Mensagens encontradas no celular de Daniel Vorcaro, dono do Banco Master, indicam que o banqueiro manteve conversas com o ministro do Supremo Tribunal Federal (STF) Alexandre de Moraes sobre o andamento da Operação Compliance Zero, da Polícia Federal. As informações foram divulgadas pelo jornal Estadão.
Segundo a publicação, os diálogos sugerem que Vorcaro tinha conhecimento antecipado sobre possíveis medidas que poderiam ser adotadas pela Polícia Federal e buscava informações sobre o avanço da investigação. As conversas teriam começado em 4 de novembro de 2025 e se intensificado nos dias que antecederam a prisão do banqueiro.
Em uma das mensagens, enviada em 15 de novembro, Vorcaro perguntou a Moraes se deveria deixar o Brasil para evitar uma possível prisão. “Acha que segunda já tenho que estar fora?”, questionou.

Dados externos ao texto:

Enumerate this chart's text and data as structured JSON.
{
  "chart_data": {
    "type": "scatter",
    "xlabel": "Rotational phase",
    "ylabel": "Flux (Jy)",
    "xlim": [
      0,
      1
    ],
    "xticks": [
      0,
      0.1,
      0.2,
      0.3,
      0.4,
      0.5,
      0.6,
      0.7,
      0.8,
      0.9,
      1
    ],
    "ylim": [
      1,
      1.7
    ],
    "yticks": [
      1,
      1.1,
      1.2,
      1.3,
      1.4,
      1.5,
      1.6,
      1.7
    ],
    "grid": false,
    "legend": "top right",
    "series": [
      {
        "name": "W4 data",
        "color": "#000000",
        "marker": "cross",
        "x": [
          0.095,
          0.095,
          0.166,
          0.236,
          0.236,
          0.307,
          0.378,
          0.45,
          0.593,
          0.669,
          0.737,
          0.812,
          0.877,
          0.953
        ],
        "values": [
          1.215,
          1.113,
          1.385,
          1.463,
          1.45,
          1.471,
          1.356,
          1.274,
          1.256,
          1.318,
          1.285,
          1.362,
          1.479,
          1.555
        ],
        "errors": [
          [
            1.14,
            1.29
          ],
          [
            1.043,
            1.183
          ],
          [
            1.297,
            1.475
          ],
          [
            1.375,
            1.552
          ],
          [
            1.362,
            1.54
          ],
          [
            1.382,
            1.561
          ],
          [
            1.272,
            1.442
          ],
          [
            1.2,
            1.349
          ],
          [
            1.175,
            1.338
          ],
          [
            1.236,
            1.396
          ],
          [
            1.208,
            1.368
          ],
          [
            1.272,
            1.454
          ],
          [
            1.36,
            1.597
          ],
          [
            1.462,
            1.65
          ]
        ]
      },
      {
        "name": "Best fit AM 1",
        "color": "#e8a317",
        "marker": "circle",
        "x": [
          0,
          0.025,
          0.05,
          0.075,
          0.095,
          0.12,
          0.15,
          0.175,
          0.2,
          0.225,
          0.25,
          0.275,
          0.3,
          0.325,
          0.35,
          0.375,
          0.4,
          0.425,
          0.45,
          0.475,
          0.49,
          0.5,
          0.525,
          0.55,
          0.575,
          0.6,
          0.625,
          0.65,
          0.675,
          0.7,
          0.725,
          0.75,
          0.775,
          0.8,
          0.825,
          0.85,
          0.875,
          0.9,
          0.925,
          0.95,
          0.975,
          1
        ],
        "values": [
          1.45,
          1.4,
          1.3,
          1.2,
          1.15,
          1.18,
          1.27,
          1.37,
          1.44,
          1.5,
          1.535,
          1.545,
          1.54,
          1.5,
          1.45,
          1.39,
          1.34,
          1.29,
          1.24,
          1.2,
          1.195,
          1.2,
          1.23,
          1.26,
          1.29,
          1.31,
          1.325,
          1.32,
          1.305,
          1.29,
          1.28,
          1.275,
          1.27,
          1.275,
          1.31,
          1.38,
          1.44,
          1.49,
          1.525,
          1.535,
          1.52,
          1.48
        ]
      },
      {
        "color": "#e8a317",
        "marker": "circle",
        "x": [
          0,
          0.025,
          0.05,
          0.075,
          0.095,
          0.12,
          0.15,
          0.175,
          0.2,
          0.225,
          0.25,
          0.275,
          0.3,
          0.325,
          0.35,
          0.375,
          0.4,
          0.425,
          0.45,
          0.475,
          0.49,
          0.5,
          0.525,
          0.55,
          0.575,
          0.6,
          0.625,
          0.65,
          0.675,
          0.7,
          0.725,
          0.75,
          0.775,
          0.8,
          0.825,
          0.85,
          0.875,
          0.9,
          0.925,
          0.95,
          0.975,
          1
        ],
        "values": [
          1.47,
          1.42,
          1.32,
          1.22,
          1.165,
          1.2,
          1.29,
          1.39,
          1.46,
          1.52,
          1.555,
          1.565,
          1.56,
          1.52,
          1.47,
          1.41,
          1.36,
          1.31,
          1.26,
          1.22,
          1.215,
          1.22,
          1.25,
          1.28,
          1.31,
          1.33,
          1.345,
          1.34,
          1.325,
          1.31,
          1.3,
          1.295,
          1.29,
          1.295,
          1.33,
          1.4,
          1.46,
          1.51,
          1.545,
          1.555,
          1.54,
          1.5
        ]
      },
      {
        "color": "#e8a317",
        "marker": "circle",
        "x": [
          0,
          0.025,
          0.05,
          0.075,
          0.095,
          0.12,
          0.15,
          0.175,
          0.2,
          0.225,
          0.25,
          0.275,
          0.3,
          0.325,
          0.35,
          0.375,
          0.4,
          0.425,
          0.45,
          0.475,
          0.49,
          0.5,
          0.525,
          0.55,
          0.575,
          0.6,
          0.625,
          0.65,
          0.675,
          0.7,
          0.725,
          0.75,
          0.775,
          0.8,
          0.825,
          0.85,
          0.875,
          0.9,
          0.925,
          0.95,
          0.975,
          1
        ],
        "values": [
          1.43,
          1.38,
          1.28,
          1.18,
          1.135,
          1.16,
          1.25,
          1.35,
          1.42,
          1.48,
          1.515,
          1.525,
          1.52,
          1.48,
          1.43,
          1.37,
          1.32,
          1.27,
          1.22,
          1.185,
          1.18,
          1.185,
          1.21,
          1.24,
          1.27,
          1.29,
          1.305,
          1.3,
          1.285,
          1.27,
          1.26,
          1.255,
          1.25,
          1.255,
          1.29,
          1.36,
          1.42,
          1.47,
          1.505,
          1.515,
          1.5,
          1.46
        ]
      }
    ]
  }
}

Dois dias depois, em 17 de novembro, ele foi preso pela Polícia Federal no Aeroporto Internacional de São Paulo enquanto tentava embarcar em um jato particular com destino a Malta e, posteriormente, Dubai.
Ainda de acordo com o Estadão, em 16 de novembro, um dia antes da prisão, Vorcaro perguntou ao ministro se havia possibilidade de uma ação policial ocorrer na manhã seguinte. Na ocasião, porém, a ordem de prisão preventiva ainda não havia sido assinada. O mandado foi expedido pela 10ª Vara Federal do Distrito Federal às 15h29 do dia 17 de novembro.
As mensagens também mostram Vorcaro questionando Moraes sobre possíveis medidas cautelares contra ele. Em 4 de novembro, o banqueiro perguntou se uma medida considerada “médio a grave” poderia envolver busca ou quebra de sigilo e se haveria alguma forma de impedir a ação.
O banqueiro também teria pedido ao ministro que tentasse intervir junto ao diretor-geral da Polícia Federal, Andrei Rodrigues, e ao então procurador-geral da República, Paulo Gonet, para conter ou retardar o avanço das investigações.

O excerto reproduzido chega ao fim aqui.